Rifle Chart Technical Analysis Trajectories: Longer-Term
We use the rifle charts on wider time frames to lay out the playing field suitable for swing traders and investors. The WDAY monthly chart has a potential triangle as the range gets tighter leading to a directional breakout above 201.01 fib or breakdown below the 169.78 fib. WDAY monthly rifle chart is in a make or break situation with a potential bearish mini inverse pup under the 5-period (PD) moving average (MA) at 172.96 Fibonacci (fib) level. The monthly 15-pd MA sits at the 181.73 fib in a stalled down trend. If the monthly mini inverse pup triggers, then a move towards the lower BBs near the 118.63 fib is possible. The weekly stochastic peaked and fell below the 80 band. The weekly 15-pd MA sit at the 176.88 fib and 5-pd MA at the 185.84 fib setting up its own make or break. The daily 5-pd MA sits at the 184.80 fib, with key support at the 169.78 overlapping super fib. The daily rifle chart has formed a downtrend but already near the lower BBs with key overlapping support at the 169.78 fib. The daily BBs are in expansion mode as the lower BBs at the 172.96 fib should trigger a coil attempt before the monthly triangle breakdown or breakout emerges.

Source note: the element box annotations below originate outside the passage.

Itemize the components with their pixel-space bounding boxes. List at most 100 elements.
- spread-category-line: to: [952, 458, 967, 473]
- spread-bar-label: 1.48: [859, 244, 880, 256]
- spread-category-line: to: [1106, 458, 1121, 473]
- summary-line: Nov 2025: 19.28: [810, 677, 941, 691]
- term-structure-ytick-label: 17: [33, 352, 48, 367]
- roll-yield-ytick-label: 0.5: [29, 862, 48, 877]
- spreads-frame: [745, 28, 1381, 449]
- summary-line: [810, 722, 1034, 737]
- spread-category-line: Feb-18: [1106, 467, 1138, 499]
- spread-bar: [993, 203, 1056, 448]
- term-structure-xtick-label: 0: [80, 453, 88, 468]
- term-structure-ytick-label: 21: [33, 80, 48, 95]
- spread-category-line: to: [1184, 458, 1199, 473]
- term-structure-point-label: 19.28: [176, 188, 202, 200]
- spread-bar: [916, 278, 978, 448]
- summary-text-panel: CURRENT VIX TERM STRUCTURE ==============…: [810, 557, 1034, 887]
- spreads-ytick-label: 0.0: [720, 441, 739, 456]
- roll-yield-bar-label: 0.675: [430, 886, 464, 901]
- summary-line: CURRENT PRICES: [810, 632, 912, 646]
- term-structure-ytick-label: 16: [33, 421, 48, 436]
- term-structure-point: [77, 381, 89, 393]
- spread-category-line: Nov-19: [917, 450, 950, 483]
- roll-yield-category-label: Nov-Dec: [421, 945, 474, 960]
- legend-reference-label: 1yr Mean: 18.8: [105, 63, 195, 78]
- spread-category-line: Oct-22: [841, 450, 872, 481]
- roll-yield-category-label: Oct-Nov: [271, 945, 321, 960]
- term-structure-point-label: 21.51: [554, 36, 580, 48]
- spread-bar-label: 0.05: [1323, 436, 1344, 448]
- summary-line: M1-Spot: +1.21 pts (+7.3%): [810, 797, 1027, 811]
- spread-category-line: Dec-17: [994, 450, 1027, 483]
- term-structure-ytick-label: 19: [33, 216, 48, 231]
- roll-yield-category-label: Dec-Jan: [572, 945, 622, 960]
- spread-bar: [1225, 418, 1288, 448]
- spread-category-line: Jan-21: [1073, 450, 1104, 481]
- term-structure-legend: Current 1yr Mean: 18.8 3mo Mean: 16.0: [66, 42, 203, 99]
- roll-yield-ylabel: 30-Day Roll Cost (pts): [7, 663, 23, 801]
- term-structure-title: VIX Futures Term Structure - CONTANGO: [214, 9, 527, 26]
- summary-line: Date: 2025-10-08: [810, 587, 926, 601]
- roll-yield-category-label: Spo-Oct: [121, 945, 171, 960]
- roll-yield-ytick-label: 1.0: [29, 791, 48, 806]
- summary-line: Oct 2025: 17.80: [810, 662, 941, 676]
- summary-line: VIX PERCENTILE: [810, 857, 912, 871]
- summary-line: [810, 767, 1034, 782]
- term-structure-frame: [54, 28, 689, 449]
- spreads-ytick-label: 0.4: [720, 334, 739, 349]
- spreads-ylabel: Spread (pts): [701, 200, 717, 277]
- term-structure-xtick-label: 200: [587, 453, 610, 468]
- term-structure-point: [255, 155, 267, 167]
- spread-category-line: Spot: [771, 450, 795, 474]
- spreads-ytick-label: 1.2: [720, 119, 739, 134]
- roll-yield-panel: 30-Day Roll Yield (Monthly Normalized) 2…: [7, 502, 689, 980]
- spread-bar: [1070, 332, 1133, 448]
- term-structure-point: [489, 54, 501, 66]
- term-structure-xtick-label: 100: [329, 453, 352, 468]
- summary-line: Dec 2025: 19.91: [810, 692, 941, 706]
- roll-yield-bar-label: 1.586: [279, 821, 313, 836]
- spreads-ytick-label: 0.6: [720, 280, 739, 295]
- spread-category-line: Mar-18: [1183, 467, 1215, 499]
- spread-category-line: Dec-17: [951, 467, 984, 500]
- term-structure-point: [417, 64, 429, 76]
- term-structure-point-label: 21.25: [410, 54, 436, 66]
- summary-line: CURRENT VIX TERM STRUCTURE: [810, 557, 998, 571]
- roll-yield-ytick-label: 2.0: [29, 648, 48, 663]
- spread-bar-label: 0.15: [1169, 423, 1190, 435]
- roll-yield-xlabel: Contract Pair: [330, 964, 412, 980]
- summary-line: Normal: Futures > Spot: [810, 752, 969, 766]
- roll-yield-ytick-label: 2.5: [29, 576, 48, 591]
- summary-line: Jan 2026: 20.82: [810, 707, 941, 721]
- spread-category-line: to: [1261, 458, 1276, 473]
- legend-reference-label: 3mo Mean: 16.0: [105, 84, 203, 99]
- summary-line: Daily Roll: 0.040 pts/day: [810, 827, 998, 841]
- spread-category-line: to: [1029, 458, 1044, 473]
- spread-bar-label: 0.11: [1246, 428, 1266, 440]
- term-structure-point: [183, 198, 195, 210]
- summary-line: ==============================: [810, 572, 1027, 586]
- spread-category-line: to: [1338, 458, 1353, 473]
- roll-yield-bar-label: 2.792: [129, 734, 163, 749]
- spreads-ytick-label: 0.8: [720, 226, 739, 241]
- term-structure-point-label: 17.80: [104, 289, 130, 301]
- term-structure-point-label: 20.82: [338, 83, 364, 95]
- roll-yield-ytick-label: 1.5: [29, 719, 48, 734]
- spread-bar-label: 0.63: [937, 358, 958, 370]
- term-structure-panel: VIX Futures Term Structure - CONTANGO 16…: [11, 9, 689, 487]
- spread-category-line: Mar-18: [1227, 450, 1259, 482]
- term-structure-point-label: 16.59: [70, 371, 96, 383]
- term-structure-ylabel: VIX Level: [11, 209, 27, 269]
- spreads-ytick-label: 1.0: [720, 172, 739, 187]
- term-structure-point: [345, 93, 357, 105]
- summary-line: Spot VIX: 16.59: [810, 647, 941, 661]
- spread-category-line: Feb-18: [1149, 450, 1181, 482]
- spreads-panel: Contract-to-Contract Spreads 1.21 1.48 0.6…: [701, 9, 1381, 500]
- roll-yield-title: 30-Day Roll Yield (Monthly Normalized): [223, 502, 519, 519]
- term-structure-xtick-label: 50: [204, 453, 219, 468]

WDAY has positive correlation with other enterprise cloud application providers. The most immediate sympathy mover is Salesforce.com (NASDAQ: CRM) followed by Splunk Inc. (NASDAQ: SPLK) and Oracle (NASDAQ: ORCL) . ORCL has the most liquidity and is best suitable for newer trades to trade in sympathy if WDAY has enough momentum on a large price gap (above 10-percent).
Trading Game Plan for Earnings Gap:
This information is accommodative to intraday and short-term traders looking to play the earnings gap. With a post-market earnings release immediately followed by the conference call at 4:30 pm EST. Only the nimblest traders should even consider hitting the immediate reaction on the post-market release. These 4:30 pm EST conference calls are becoming more common with reporting companies lately. Nimble post-market traders can scalp the price gap reversion levels, but most should wait for the morning session off the opening bell. Traders can expect scalps ranging from 0.50 to 2.00 in the first 20-minutes as ranges and spreads eventually contract. Reversion scalps off the key price inflections levels can be played for the second gap reaction then shift focus to the third reaction trend move. The gap price reversion levels for the upside price gaps are: 185.84 fib, 191.46 fib, 197.86 fib, 201.01 upper monthly triangle trend line/fib and 207.27 fib/sticky 2.50s zone. Downside gap reversion price levels are: 172.96 fib, 169.78 lower monthly triangle trend line/fib, 163.15 fib, 157.61 fib and 153.72 fib. If WDAY manages to gap beyond the upper or lower monthly trend lines, then consider tracking the sympathy stocks CRM, SPLK and ORCL for laggard trades once a positive correlation is confirmed. ORCL offers the most bang for the buck due to its thick float and liquidity as scalpers can target 0.05 to 0.20 heavier sized scalps.